On 10/16/21, Peter Fairbrother <peter@tsto.co.uk> wrote:
except an observer can see when you are sending real traffic, somewhere within the burst. And maybe correlate that with some other network i/o
No, all a network tap can see is that you are moving encrypted packets, they can't see inside them as to chaff/wheat/content, can't time count or characterize match them with any other node's traffic or perturb you across the cloud because you've already negotiated strict perform-or-die link contracts out your NIC with all your nexthop nodes, and them out their own NIC to their peers thus breaking discoverable network ripples ("bursts"), etc.
assuming there is some other traffic on the network, how does the attacker know that A's solitary traffic is to onoin1 and not to someone else?

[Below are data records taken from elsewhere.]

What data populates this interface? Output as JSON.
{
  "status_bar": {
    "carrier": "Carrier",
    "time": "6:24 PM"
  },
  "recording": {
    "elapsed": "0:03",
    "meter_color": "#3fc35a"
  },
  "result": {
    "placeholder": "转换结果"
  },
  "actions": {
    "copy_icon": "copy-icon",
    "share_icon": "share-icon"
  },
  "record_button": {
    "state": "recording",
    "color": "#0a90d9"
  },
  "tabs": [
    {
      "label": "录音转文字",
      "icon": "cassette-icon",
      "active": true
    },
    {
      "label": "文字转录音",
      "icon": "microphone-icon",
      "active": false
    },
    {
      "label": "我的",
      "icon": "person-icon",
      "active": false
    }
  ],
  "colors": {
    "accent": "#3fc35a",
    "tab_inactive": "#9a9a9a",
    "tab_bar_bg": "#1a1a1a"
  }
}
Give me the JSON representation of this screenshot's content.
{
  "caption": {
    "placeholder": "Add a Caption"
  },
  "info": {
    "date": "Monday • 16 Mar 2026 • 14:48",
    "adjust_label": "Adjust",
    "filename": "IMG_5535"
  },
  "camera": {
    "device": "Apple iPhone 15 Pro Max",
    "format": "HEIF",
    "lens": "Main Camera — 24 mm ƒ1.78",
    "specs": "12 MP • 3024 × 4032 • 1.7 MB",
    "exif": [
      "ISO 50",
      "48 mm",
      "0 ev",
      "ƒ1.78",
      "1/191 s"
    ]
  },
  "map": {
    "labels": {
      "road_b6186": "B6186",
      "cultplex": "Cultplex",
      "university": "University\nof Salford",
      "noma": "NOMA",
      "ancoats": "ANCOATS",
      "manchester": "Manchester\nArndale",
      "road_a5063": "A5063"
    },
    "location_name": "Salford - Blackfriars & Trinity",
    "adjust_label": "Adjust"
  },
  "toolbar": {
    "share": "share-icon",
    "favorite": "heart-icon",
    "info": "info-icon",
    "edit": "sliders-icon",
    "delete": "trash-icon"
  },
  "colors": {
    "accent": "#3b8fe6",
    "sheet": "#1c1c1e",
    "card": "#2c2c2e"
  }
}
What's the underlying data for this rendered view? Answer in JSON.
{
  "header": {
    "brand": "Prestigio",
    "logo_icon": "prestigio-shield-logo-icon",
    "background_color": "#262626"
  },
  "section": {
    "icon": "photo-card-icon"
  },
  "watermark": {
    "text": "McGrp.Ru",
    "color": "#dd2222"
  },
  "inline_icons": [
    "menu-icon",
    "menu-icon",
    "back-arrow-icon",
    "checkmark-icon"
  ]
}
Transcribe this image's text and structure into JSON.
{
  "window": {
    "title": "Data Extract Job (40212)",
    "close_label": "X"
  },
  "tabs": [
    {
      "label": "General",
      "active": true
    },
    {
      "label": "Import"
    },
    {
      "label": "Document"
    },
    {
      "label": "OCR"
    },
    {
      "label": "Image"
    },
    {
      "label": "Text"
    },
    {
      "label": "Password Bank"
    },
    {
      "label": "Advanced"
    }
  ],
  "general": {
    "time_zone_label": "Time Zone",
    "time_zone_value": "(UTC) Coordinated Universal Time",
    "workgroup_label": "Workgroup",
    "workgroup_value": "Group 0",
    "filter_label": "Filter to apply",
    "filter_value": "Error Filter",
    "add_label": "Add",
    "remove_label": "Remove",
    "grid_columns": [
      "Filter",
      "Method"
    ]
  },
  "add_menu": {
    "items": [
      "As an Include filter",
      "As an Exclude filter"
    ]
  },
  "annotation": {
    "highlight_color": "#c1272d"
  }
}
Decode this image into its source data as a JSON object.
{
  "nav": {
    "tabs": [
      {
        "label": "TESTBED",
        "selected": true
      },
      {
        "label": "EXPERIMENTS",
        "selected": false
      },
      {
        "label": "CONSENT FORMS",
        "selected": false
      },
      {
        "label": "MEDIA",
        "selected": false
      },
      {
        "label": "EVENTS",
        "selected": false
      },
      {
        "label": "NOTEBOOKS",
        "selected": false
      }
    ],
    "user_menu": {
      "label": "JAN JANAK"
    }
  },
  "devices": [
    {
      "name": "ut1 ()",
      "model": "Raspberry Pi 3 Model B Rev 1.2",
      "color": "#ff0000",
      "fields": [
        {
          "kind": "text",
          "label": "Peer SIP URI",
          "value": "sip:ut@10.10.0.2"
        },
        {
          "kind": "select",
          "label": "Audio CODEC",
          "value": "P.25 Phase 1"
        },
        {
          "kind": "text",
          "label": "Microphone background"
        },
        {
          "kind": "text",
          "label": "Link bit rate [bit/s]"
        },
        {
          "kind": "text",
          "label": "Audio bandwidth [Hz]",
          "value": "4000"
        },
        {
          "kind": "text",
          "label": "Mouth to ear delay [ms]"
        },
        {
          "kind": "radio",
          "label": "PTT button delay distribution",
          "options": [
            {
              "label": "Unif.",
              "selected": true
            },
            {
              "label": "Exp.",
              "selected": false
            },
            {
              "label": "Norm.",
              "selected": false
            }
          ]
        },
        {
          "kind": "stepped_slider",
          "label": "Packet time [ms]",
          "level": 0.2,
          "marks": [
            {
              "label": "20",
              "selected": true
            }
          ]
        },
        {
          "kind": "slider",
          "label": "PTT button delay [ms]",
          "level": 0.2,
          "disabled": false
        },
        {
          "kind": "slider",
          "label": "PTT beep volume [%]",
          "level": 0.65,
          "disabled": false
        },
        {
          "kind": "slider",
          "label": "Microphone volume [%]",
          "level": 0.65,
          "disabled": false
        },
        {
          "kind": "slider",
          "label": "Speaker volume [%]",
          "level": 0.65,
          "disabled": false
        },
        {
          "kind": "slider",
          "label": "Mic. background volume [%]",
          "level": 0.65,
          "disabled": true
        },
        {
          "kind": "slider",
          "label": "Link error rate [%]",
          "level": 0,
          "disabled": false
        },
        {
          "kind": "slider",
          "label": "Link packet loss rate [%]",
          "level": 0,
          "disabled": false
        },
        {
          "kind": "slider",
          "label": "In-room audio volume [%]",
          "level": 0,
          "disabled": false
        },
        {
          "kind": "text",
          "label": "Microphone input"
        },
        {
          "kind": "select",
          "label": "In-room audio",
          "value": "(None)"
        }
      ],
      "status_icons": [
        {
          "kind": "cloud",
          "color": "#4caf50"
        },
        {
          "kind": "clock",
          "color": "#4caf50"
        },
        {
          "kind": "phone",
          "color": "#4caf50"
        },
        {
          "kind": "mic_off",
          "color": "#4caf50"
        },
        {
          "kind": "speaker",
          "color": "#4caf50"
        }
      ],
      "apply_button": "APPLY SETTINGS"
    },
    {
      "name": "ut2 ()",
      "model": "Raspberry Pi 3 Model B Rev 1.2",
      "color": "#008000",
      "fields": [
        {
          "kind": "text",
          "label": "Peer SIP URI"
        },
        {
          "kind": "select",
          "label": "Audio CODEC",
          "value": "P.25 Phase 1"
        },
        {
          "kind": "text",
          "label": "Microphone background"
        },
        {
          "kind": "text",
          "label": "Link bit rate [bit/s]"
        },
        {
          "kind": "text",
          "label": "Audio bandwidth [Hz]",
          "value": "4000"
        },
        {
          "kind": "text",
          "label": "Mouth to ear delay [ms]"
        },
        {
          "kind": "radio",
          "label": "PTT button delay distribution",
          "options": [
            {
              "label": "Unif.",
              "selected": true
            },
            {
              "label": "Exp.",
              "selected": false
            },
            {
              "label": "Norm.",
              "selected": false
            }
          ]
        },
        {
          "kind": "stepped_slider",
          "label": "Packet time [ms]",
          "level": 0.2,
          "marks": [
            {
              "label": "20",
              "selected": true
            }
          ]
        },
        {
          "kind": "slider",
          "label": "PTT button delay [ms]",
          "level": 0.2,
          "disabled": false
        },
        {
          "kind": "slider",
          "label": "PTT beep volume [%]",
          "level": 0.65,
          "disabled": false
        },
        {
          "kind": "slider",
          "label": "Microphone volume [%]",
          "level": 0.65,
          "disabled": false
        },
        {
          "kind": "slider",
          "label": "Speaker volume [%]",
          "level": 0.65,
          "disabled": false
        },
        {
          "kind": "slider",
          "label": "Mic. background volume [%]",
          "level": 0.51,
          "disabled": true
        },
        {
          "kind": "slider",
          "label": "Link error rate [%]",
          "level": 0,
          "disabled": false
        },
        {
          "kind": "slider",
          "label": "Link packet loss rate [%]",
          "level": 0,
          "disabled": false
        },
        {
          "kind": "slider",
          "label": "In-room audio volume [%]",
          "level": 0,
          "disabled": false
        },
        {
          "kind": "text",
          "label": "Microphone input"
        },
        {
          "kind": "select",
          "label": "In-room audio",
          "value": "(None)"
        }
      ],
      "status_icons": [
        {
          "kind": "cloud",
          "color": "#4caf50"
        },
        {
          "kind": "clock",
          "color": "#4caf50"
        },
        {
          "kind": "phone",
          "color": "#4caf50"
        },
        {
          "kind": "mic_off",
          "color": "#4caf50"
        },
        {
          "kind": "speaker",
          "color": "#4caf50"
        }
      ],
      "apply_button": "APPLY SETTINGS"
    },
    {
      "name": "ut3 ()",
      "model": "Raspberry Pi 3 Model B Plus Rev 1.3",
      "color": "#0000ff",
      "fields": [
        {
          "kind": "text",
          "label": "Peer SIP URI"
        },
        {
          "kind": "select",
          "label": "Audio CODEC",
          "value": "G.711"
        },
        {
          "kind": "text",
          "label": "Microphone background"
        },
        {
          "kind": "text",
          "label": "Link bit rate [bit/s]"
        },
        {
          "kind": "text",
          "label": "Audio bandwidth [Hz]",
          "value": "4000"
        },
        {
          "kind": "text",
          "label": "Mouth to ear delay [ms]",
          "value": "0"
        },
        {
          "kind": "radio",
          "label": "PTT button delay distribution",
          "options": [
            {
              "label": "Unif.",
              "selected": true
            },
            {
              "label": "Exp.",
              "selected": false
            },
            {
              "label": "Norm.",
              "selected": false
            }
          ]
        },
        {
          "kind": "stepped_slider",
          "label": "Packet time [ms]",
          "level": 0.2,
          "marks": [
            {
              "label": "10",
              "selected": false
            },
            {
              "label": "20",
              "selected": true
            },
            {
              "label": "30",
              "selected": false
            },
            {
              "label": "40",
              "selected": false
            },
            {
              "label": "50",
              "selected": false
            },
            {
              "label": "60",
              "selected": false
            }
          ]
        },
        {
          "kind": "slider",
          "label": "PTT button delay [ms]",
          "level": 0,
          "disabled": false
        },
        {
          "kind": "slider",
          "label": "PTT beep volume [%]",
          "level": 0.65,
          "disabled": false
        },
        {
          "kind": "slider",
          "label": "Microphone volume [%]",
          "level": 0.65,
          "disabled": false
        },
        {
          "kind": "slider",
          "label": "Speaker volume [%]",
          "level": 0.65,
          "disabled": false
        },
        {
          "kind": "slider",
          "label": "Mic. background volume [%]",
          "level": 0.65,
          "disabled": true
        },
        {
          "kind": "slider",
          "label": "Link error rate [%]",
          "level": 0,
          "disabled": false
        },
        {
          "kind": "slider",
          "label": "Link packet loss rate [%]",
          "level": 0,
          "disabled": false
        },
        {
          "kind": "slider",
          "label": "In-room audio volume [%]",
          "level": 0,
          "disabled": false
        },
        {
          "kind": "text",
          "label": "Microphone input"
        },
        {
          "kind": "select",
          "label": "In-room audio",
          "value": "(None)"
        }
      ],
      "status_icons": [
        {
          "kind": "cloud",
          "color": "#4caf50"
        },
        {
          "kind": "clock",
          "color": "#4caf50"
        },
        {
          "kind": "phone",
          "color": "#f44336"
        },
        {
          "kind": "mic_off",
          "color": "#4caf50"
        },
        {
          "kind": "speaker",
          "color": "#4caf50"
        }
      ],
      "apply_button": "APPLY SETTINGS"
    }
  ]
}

Doesn't matter if or where the rest of the net is saturated, only A and onion1 need matched up, and if you're not doing fulltime TA defenses then opportunities will exist to match, so they tap A, run or tap onion1... including just tapping as much net as they can from any sufficient vantage points such as Tier-N ISPs, cablecorp landings, top secret cable taps... dump all the nodes traffic into the pattern matcher, run matches lining up all the bursts bumps waves megabytes jitters mouseclicks sessions coffee breaks etc that they can see, game over. As NSA said, you're probably not going to deanon every stream every time upon demand, but... - You don't have to, users will emit more chances for you. - Matching engines software and hardware have advanced light years ahead of where they were 10++ years ago when those slides were generated, while tor has remained static [1]. The Tor Project and its people knew of the traffic analysis problem since day one 20+ years ago, and have done almost nothing since then to attempt to defeat it to any magnitude of reduction, and have refused to prominently disclaim the problem to their funders and users, instead choosing to bury it, taking down such warnings and "bricking up" and censoring all their public comms channels against such embarassing truths and points of consideration. That's fraudulent, dispicable, hypocritical, stifling development, etc. You decide. But most importantly, and eventually, if not already, some unsuspecting users who were tricked into buying the glossy sales flyers are going to get fucked by it. [1] More or less same for most nets in current use, and nets in R&D, but subject is about big whale Tor, and its influence on the space.